On Second Order Behaviour in Augmented Neural ODEs

Official code for the paper On Second Order Behaviour in Augmented Neural ODEs (Alexander Norcliffe, Cristian Bodnar, Ben Day, Nikola Simidjievski, Pietro Liò)

Please note: This is research code which is no longer maintained, there may be new issues. I plan to update it to be easier to run in 2023.

Abstract

Neural Ordinary Differential Equations (NODEs) are a new class of models that transform data continuously through infinite-depth architectures. The continuous nature of NODEs has made them particularly suitable for learning the dynamics of complex physical systems. While previous work has mostly been focused on first order ODEs, the dynamics of many systems, especially in classical physics, are governed by second order laws. In this work, we take a closer look at Second Order Neural ODEs (SONODEs). We show how the adjoint sensitivity method can be extended to SONODEs and prove that an alternative first order optimisation method is computationally more efficient. Furthermore, we extend the theoretical understanding of the broader class of Augmented NODEs (ANODEs) by showing they can also learn higher order dynamics, but at the cost of interpretability. This indicates that the advantages of ANODEs go beyond the extra space offered by the augmented dimensions, as originally thought. Finally, we compare SONODEs and ANODEs on synthetic and real dynamical systems and demonstrate that the inductive biases of the former generally result in faster training and better performance.
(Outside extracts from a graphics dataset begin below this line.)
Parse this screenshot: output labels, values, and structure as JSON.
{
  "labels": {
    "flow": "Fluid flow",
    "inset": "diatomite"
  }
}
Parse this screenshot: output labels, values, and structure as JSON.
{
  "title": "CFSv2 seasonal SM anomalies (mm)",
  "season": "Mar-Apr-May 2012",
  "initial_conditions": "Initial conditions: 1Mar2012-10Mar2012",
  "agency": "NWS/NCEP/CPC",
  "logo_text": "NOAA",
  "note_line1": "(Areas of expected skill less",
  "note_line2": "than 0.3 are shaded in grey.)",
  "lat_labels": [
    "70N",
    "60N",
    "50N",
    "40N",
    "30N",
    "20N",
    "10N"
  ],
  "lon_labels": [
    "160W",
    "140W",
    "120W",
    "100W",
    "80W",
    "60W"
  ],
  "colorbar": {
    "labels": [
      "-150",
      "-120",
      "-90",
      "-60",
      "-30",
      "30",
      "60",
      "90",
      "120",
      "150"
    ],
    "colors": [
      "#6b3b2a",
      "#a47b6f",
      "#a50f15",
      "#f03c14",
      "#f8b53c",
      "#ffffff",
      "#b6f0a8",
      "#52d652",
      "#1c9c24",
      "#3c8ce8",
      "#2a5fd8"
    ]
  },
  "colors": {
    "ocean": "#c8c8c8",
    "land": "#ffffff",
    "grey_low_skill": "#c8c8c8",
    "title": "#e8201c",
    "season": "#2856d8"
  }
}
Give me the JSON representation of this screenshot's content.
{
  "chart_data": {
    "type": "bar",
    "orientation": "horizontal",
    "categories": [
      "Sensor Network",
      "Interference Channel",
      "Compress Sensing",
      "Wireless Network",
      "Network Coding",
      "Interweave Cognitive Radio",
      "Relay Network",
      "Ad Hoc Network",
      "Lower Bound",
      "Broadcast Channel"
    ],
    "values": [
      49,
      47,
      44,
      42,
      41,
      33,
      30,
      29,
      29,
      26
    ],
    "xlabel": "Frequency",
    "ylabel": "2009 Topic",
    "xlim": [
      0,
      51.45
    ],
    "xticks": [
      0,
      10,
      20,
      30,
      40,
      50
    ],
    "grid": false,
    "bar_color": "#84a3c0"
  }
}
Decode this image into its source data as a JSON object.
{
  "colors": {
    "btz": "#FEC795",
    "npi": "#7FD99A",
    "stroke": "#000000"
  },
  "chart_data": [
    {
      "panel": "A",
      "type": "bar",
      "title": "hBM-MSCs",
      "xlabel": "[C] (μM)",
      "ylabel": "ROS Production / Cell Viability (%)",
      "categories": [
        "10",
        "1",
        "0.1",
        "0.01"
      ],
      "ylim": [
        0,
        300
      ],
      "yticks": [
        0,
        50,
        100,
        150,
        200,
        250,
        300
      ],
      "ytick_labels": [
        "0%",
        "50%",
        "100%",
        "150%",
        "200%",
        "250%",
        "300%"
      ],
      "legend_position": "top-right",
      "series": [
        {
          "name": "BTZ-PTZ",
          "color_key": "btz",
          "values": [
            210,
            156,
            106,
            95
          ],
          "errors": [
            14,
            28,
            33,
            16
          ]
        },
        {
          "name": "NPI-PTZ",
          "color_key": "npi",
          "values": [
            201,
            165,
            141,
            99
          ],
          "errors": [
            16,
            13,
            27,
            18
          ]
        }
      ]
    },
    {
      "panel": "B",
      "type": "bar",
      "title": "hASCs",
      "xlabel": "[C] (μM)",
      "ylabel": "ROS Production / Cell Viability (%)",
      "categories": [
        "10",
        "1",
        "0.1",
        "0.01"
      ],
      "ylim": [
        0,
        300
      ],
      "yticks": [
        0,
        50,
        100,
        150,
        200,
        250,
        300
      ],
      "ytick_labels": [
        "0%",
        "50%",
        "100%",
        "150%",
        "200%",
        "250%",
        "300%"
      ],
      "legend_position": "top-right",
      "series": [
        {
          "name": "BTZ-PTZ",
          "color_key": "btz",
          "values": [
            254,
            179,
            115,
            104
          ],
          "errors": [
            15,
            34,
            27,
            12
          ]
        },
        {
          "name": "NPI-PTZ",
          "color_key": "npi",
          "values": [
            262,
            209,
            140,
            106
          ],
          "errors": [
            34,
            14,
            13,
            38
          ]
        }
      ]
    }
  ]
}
ANODEs and SONODEs successfully learn the trajectory in real space of a 2D ODE for two different random initialisations. However, the augmented trajectories of ANODE are in both cases widely different from the true velocity of the ODE. In contrast, SONODE converges in both cases to the true ODE.

Getting started

We used python 3.7 for this project. To setup the virtual environment and necessary packages, please run the following commands:

$ conda create -n sonode python=3.7
$ conda activate sonode
$ pip install -r requirements.txt

You will also need to install PyTorch 1.4.0 from the official website.

Running the code

We provide a run.sh script for each experiment in the experiments folder. All programs other than the MNIST experiments can be run on a cpu and typically finish within 2 hours depending on the machine.

Citation

For attribution in academic contexts, please cite this work as

@inproceedings{norcliffe2020_sonode,
  title={On Second Order Behaviour in Augmented Neural ODEs},
  author={Alexander Norcliffe and Cristian Bodnar and Ben Day and Nikola Simidjievski and Pietro Li{\`o}},
  booktitle = {Advances in Neural Information Processing Systems},
  year={2020}
}